About the Music: Mozart & Strauss

About the Music: Mozart & Strauss

Our second Live from Jones Hall livestream concert shines a light on the members of the Houston Symphony’s string and wind sections as small ensembles take center stage. Discover more about the night’s repertoire—Strauss’s deeply poignant Metamorphosen Realisation for String Septet and Mozart’s lyrical and graceful Wind Serenade in E-flat major. You can also check out full musician bios here.

Live from Jones Hall: Mozart & Strauss
Saturday, July 18, 8 p.m.

Metamorphosen Realisation for String Septet by Strauss

Featuring: Eric Halen, Boson Mo, violin; Sheldon Person, Wei Jiang, viola; Christopher French, Louis-Marie Fardet, cello; Robin Kesselman, bass

Richard Strauss
  • There are two versions of Metamorphosen: the string septet that will be performed on this concert, and a 23-piece string ensemble. The version for 23 musicians is also known as “Study for 23 solo strings” and was commissioned at the end of World War II.
  • Strauss’s sketch of a septet version of Metamorphosen, predating the Study for 23 solo strings, was discovered in 1990. It is widely believed now that Strauss originally conceived the score for seven strings.
  • Listen at the end of the piece as Strauss quotes the funeral march from Beethoven’s Eroica Symphony. In the score under this quote, Strauss writes “IN MEMORIAM,” an inscription that has made many believe that Strauss wrote Metamorphosen while mourning the destruction of Germany during the war.
  • About the Conductor: Yue Bao, appointed last year to the newly created position of Conducting Fellow, serves as the conductor for rehearsals, student concerts, community performances, and other special projects.

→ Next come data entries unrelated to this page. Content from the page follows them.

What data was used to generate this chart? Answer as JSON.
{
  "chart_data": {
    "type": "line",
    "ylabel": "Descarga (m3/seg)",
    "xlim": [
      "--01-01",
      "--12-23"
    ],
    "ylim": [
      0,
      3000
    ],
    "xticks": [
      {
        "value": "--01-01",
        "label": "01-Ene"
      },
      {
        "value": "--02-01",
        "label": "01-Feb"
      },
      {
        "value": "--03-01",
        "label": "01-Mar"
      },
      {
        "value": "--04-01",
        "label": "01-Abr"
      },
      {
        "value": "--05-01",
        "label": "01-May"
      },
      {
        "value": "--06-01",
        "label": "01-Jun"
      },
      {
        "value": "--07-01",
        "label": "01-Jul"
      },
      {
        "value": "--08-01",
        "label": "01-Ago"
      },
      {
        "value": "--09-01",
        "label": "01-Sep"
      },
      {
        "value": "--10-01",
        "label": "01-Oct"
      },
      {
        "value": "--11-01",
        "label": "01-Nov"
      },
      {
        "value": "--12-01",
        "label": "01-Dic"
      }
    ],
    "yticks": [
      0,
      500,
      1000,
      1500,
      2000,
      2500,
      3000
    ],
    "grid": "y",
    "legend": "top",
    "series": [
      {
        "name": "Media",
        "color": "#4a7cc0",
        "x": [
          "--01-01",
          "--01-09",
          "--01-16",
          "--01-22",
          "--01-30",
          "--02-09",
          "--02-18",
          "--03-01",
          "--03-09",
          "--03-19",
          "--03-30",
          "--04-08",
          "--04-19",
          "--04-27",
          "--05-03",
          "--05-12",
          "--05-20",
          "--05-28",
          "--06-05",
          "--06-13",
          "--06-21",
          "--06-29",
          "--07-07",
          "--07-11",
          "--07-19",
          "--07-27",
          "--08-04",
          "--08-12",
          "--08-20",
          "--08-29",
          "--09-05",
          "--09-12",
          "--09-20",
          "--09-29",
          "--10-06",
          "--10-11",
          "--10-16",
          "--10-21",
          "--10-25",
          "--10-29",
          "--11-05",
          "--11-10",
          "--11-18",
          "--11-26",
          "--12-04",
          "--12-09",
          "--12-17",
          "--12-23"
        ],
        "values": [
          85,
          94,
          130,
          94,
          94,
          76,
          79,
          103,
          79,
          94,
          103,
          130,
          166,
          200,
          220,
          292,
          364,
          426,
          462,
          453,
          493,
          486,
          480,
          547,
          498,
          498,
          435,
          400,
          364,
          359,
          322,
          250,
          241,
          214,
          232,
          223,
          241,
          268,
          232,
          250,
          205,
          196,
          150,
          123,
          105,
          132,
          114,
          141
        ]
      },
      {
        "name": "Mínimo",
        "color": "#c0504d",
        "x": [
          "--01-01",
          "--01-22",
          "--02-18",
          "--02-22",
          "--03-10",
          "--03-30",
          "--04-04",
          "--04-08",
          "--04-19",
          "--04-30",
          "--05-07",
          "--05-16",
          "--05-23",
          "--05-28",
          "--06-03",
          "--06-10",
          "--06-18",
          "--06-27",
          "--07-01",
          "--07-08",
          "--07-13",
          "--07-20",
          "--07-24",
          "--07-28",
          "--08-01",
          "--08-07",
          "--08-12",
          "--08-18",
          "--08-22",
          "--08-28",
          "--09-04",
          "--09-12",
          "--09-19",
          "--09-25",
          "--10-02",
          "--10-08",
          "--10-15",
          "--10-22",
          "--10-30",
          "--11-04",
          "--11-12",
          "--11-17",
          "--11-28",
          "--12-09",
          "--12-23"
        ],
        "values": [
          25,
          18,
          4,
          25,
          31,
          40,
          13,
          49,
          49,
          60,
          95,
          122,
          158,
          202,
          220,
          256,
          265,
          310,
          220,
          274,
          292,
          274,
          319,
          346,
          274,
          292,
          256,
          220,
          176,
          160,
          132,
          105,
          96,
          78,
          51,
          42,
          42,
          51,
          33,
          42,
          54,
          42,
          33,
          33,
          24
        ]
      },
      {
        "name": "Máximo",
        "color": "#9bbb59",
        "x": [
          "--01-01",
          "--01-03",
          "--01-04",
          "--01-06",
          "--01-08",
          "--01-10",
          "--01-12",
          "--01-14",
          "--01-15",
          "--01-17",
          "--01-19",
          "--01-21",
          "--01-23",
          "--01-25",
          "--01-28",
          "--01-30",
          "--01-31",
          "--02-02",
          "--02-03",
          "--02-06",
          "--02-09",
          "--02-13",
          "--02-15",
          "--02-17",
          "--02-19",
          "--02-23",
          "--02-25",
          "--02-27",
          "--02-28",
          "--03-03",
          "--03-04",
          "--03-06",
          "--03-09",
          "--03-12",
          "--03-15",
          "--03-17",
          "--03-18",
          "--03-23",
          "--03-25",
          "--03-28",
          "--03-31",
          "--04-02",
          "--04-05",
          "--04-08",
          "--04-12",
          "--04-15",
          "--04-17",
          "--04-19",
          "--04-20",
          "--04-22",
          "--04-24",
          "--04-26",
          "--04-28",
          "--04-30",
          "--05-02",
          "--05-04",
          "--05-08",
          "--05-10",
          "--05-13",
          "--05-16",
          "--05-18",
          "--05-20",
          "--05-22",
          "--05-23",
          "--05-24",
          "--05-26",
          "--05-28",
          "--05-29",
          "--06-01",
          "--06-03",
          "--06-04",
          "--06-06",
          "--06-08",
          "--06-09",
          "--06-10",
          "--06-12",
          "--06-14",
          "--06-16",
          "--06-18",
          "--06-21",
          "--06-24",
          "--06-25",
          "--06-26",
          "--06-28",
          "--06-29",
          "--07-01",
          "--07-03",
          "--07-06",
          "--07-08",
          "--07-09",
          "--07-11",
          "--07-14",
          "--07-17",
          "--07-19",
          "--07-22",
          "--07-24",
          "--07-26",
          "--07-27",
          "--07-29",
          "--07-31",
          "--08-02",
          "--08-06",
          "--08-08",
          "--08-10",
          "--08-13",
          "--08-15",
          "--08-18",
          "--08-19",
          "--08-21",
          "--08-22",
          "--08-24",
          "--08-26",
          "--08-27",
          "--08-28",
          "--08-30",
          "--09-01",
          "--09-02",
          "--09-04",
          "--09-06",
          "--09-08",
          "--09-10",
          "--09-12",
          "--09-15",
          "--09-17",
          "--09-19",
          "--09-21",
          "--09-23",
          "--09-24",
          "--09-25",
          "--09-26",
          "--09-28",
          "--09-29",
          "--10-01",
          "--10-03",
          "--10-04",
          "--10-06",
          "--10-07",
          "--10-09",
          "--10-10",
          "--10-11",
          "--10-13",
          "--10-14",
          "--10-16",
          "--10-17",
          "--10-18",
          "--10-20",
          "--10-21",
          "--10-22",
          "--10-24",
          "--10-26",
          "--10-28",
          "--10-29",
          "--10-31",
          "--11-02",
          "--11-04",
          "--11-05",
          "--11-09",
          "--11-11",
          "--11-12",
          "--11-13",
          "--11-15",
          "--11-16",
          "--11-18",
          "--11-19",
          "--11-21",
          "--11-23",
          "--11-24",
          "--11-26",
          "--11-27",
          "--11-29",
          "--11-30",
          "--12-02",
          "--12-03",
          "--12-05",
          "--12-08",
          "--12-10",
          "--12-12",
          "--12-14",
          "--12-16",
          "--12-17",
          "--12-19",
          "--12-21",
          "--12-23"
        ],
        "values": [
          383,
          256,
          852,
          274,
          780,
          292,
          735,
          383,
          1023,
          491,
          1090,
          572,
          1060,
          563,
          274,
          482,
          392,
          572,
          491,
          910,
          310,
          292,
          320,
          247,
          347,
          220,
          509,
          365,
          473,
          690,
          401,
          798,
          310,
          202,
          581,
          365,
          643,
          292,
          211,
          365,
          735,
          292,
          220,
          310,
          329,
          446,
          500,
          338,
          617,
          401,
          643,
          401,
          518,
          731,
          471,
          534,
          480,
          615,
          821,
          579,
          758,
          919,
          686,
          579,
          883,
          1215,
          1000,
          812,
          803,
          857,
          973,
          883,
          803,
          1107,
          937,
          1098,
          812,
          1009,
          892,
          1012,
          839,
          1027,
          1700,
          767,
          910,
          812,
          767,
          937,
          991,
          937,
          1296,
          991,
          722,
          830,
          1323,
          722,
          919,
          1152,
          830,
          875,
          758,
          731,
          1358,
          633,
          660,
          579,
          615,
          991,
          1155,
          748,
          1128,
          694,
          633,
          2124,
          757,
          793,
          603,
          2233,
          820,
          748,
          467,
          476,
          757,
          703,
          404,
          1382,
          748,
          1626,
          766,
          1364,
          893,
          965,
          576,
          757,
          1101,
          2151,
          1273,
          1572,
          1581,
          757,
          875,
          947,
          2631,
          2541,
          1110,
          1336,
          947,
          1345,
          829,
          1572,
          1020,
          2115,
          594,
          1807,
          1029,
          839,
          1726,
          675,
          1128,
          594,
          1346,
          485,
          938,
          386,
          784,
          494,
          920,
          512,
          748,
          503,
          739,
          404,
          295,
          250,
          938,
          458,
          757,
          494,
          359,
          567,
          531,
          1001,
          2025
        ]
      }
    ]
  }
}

Wind Serenade in E-flat major by Mozart

Featuring: Jonathan Fischer, Colin Gatwood, oboe; Thomas Legrand, Alexander Potiomkin, clarinet; Isaac Schultz, Elise Wagner, bassoon; Brian Thomas, Ian Mayton, horn

Wolfgang Mozart
  • A Serenade, from Latin serenus (serenity), was originally a vocal composition performed in honor of one’s lover. By Mozart’s time, it had evolved into an instrumental piece that was often performed for outdoor evening summer concerts.
  • Mozart wrote the Serenade to impress a potential sponsor throwing a party for the feast of St. Teresa of Ávila, patron saint of writers and lacemakers, and of migraine sufferers (as she wrote of her own extreme headaches).
  • According to his letters, Mozart himself was once serenaded outside his window by a group of musicians playing this piece—at 11 p.m.!
  • Fun Facts about Mozart
    • Mozart was a child prodigy. At the age of three, he was picking out chords on the harpsichord by ear; at four he was playing short pieces, and at five he was composing. He wrote his first symphony in 1764—he was only eight years old!
    • Unlike most other composers, Mozart composed in all major genres and excelled at every one: sonatas, concertos, symphonies, operas, choral music and chamber music.
    • In his brief 35 years, he composed more than 600 works.